My wife and I have been going through the Focus on the Family Truth Project with our four children.  It’s heady material but extremely well done.  Even as it educates, it raises vital issues of philosophy and theology, too often ignored by evangelicals.

Let’s be honest.  As Christians, we prefer easy answers. The problem is that the questions of life, the really important questions, don’t lend themselves to easy answers.  Sure, we can say ‘because the Bible says so,’ or ‘it’s what Jesus wants.’  But that sort of answer does not prepare our children.  And it leaves them wandering aimlessly into ambush by the world and by academics, media figures and cultural icons who on the whole consider Christianity an antiquated faith of blathering idiots, if not a hateful faith of fundamentalists.  While neither of those are true, it is imperative that we not assume our children understand the truth.

So here is my advice to my fellow Christian parents:  If you want your children to be life-long believers, to follow a faith that is both glorious and difficult, heart-changing and mysterious, simple and often confusing, you have to let them ask hard questions without judgment.  And you owe it to them to give honest, well-researched answers instead of Sunday School platitudes.
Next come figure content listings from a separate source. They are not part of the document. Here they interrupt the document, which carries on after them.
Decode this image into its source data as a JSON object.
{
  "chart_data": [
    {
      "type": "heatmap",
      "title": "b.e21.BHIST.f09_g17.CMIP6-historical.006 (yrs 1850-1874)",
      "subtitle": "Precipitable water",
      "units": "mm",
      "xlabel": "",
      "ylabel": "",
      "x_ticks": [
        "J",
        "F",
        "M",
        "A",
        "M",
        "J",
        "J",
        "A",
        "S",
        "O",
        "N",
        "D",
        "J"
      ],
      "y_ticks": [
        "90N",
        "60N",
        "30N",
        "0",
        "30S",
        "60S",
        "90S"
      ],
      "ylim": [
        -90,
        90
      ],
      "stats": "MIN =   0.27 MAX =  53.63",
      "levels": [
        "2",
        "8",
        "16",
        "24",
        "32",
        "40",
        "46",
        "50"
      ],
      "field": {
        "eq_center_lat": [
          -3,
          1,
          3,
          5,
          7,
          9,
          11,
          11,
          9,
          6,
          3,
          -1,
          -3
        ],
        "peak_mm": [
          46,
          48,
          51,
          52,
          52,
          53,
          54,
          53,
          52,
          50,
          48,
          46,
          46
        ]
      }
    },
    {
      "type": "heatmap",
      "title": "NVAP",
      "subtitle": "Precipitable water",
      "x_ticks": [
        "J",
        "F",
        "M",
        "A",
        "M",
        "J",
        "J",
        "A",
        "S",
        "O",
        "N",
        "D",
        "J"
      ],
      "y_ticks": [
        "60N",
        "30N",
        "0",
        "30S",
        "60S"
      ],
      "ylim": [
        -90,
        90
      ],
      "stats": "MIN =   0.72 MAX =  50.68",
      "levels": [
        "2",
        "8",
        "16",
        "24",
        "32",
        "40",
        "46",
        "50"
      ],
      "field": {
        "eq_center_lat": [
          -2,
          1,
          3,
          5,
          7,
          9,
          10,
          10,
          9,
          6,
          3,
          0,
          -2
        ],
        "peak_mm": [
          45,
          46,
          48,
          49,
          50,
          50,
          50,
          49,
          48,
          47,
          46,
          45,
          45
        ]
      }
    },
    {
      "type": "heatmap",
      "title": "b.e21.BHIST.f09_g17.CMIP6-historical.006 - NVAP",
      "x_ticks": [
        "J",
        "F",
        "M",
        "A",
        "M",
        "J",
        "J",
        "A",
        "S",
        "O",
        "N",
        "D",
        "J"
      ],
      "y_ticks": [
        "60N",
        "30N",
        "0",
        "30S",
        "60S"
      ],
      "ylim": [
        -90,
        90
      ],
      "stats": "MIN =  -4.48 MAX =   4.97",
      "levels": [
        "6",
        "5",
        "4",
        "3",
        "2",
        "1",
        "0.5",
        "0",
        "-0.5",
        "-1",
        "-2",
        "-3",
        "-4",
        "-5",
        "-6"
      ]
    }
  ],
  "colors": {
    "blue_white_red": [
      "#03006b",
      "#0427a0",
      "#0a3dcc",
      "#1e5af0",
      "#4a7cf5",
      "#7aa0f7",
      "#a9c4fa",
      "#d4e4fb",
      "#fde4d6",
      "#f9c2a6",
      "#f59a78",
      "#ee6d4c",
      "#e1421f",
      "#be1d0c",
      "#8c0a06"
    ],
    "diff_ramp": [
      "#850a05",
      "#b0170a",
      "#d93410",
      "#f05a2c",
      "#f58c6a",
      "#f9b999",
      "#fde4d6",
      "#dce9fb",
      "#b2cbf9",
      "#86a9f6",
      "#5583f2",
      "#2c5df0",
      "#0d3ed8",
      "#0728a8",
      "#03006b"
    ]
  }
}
You need to read to them and with them.  You MUST pray for wisdom and insight.  You need to explore apologetics along with science, history along with evangelism.  You need to read the Word of God and read the words of God’s saints.  Not just the latest offerings at Lifeway Christian Store, or the most recommended book from the biggest church.  Read some Augustine, and some Aquinus, some Polycarp and some Luther, some St. Francis and some Wilberforce, some Jonathon Edwards and some G.K.Chesterton, along with C.S.Lewis and George MacDonald.  My list is woefully inadequate.  But I’m trying to say this:  your children need you to understand the reasonable, rational, historical and eternal nature of their Faith.  And they need you to listen as they ask about right, wrong, good, bad, sin, evil, warfare, sex, sexuality, drugs and every other thing that crosses their paths.  And you can’t answer all of those things by simply reading the Sunday School material and hoping for the best.

Let’s reclaim knowledge and wisdom.  Let’s make our sons and daughters not only evangelists but thinkers, philosophers, theologians, thinkers!  If we do, they’ll turn the world upside down for God.

Or, since it’s already upside down, perhaps they’ll turn it right-side up.